Ты, конечно, еще молодой, не зажравшийся. Читаю тебя и вижу, есть еще что-то свеженькое. Знавал я одного писателя — не то, что ты — настоящего, матерого. Детективы он карябал. Мы его раскулачивали. И что ты думаешь. После того, как я с ним таким вот образом познакомился, дай, думаю, почитаю, о чем он пишет. В библиотеку пошел! Ох, и переплевался же я потом. Ну не знает он жизни, не видит дальше своего носа, а пишет. И, главное, в наглую прет, такие подробности приводит, что неискушенный читатель и усомниться не подумает. А мне ли не знать подробностей, того, что он описывал. Вообще, вредные вы для общества, адреналиновые писатели…
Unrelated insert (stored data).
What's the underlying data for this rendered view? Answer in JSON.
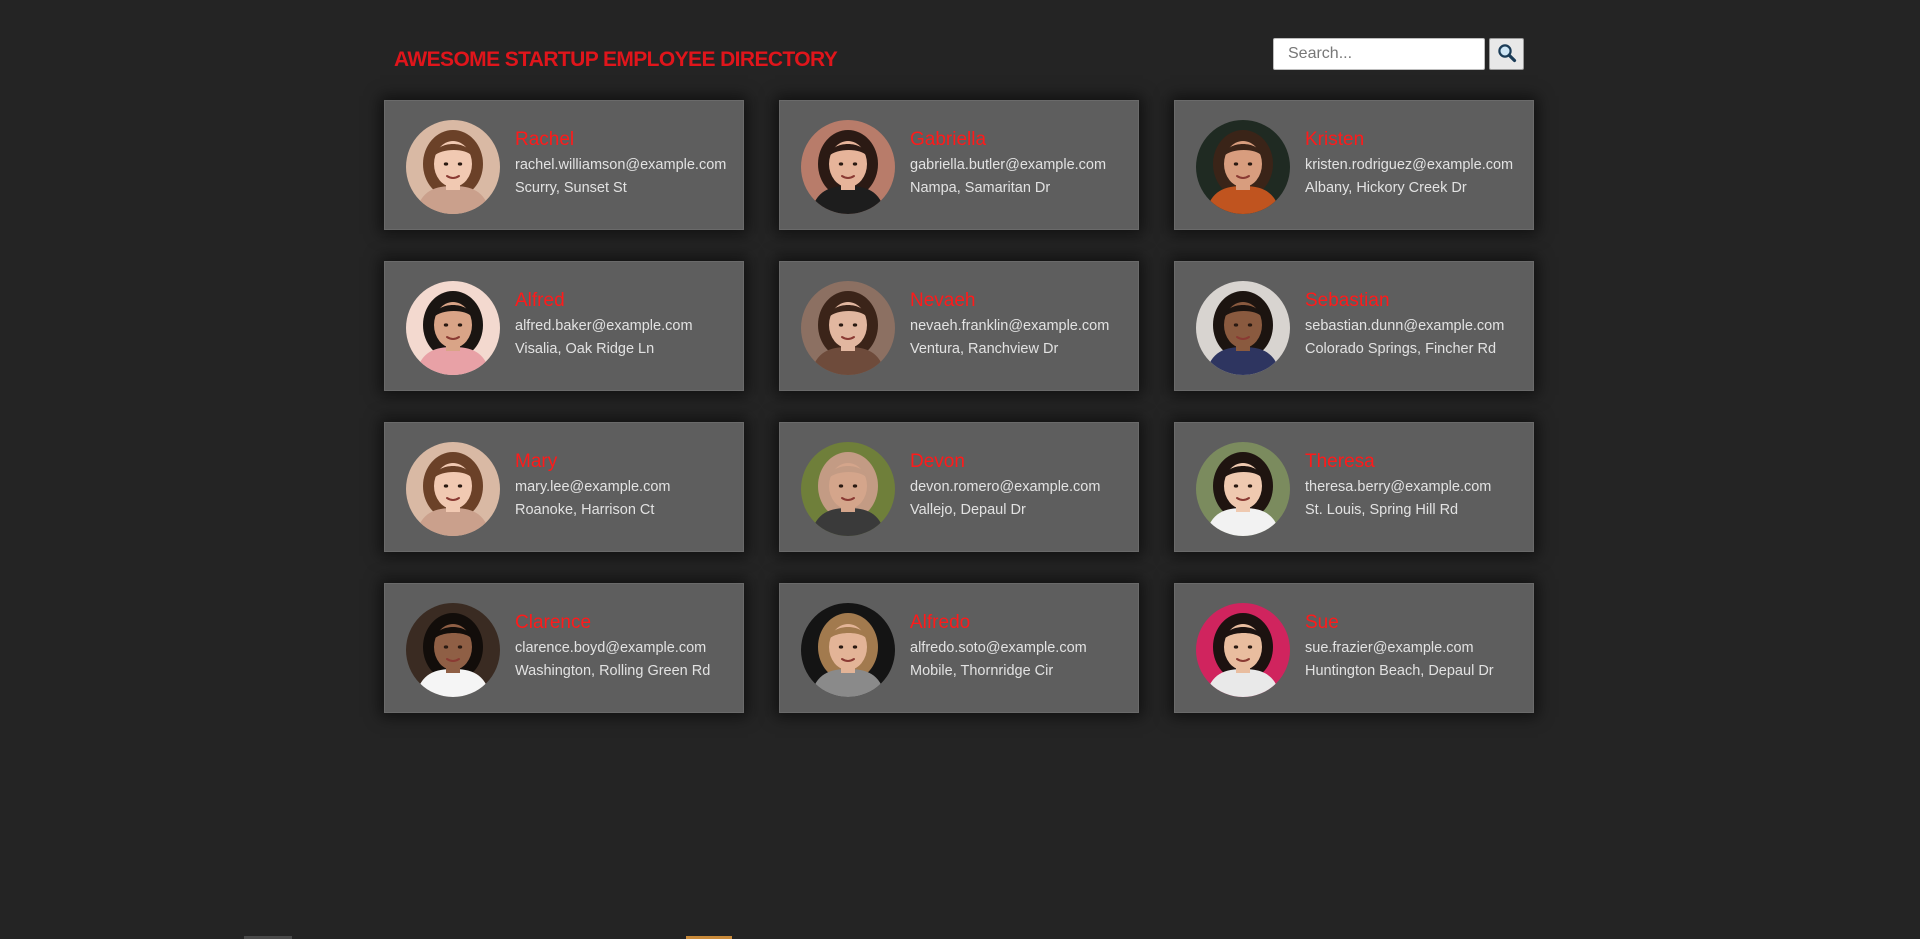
{
  "header": {
    "title": "AWESOME STARTUP EMPLOYEE DIRECTORY",
    "search_placeholder": "Search...",
    "search_icon": "magnifying-glass-icon"
  },
  "employees": [
    {
      "name": "Rachel",
      "email": "rachel.williamson@example.com",
      "location": "Scurry, Sunset St",
      "avatar": {
        "bg": "#d9b9a4",
        "hair": "#6b4128",
        "skin": "#f1c9b2",
        "shirt": "#caa08c"
      }
    },
    {
      "name": "Gabriella",
      "email": "gabriella.butler@example.com",
      "location": "Nampa, Samaritan Dr",
      "avatar": {
        "bg": "#b87c6a",
        "hair": "#2b1a14",
        "skin": "#e6b49a",
        "shirt": "#1d1d1d"
      }
    },
    {
      "name": "Kristen",
      "email": "kristen.rodriguez@example.com",
      "location": "Albany, Hickory Creek Dr",
      "avatar": {
        "bg": "#1f2a22",
        "hair": "#3a2418",
        "skin": "#d89d7e",
        "shirt": "#c0541f"
      }
    },
    {
      "name": "Alfred",
      "email": "alfred.baker@example.com",
      "location": "Visalia, Oak Ridge Ln",
      "avatar": {
        "bg": "#f3d9cf",
        "hair": "#1a1512",
        "skin": "#d9a487",
        "shirt": "#e8a1a6"
      }
    },
    {
      "name": "Nevaeh",
      "email": "nevaeh.franklin@example.com",
      "location": "Ventura, Ranchview Dr",
      "avatar": {
        "bg": "#8c7062",
        "hair": "#3b2419",
        "skin": "#e2b7a0",
        "shirt": "#6e4b3b"
      }
    },
    {
      "name": "Sebastian",
      "email": "sebastian.dunn@example.com",
      "location": "Colorado Springs, Fincher Rd",
      "avatar": {
        "bg": "#d8d4d0",
        "hair": "#1c1410",
        "skin": "#8a5a3f",
        "shirt": "#2e3560"
      }
    },
    {
      "name": "Mary",
      "email": "mary.lee@example.com",
      "location": "Roanoke, Harrison Ct",
      "avatar": {
        "bg": "#d9b9a4",
        "hair": "#6b4128",
        "skin": "#f1c9b2",
        "shirt": "#caa08c"
      }
    },
    {
      "name": "Devon",
      "email": "devon.romero@example.com",
      "location": "Vallejo, Depaul Dr",
      "avatar": {
        "bg": "#6f7f3a",
        "hair": "#c39b84",
        "skin": "#d4a58b",
        "shirt": "#3a3a3a"
      }
    },
    {
      "name": "Theresa",
      "email": "theresa.berry@example.com",
      "location": "St. Louis, Spring Hill Rd",
      "avatar": {
        "bg": "#7b8b5e",
        "hair": "#1f1410",
        "skin": "#efc9b0",
        "shirt": "#f2f2f2"
      }
    },
    {
      "name": "Clarence",
      "email": "clarence.boyd@example.com",
      "location": "Washington, Rolling Green Rd",
      "avatar": {
        "bg": "#3a2b22",
        "hair": "#120d0a",
        "skin": "#8f5f45",
        "shirt": "#f5f5f5"
      }
    },
    {
      "name": "Alfredo",
      "email": "alfredo.soto@example.com",
      "location": "Mobile, Thornridge Cir",
      "avatar": {
        "bg": "#141414",
        "hair": "#a27a4e",
        "skin": "#e3b497",
        "shirt": "#8a8a8a"
      }
    },
    {
      "name": "Sue",
      "email": "sue.frazier@example.com",
      "location": "Huntington Beach, Depaul Dr",
      "avatar": {
        "bg": "#d0245e",
        "hair": "#1c1210",
        "skin": "#e9bd9f",
        "shirt": "#e9e9e9"
      }
    }
  ],
  "colors": {
    "background": "#242424",
    "card": "#5e5e5e",
    "accent": "#ff1a1a"
  }
}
— Какие писатели? — переспросила девица.
— Адреналиновые. Вырабатывают их книги, милая, у читателя такой гормон в организме — адреналин, который только в экстремальных ситуациях должен в человеке формироваться. Только страх и настоящая опасность должны его вырабатывать.
— Знаю.
— От этого гормона у человека резко стимулируется обмен веществ, и мобилизуются все защитные силы организма. Вот, помнишь, милая, вас с Моней группа Печеночника подкараулила, Моню порезали, а ты через двухметровый забор сиганула и была такова. Поставь перед тобой сейчас этот забор — ни за что не перепрыгнешь. Это в тебе адреналин взыграл.
А что делают эти адреналиновые писаки. Кормят читателя малыми дозами, заставляя переживать за других, по сути, чужих людей — за своих главных героев. И во время настоящей пиковой ситуации, да что там — просто обычной болезни, хотя бы простуды — эти самые их читатели уже не способны выработать ни грамма адреналина для защиты собственного организма. Адреналин — это жизнь: обмен веществ — это раз, резкое повышение потребления кислорода — это два. Да что там — повышение артериального давления или сахара в крови тоже порой нужно. Потому читаем мы этих вот сорванцов и не замечаем, как чахнем.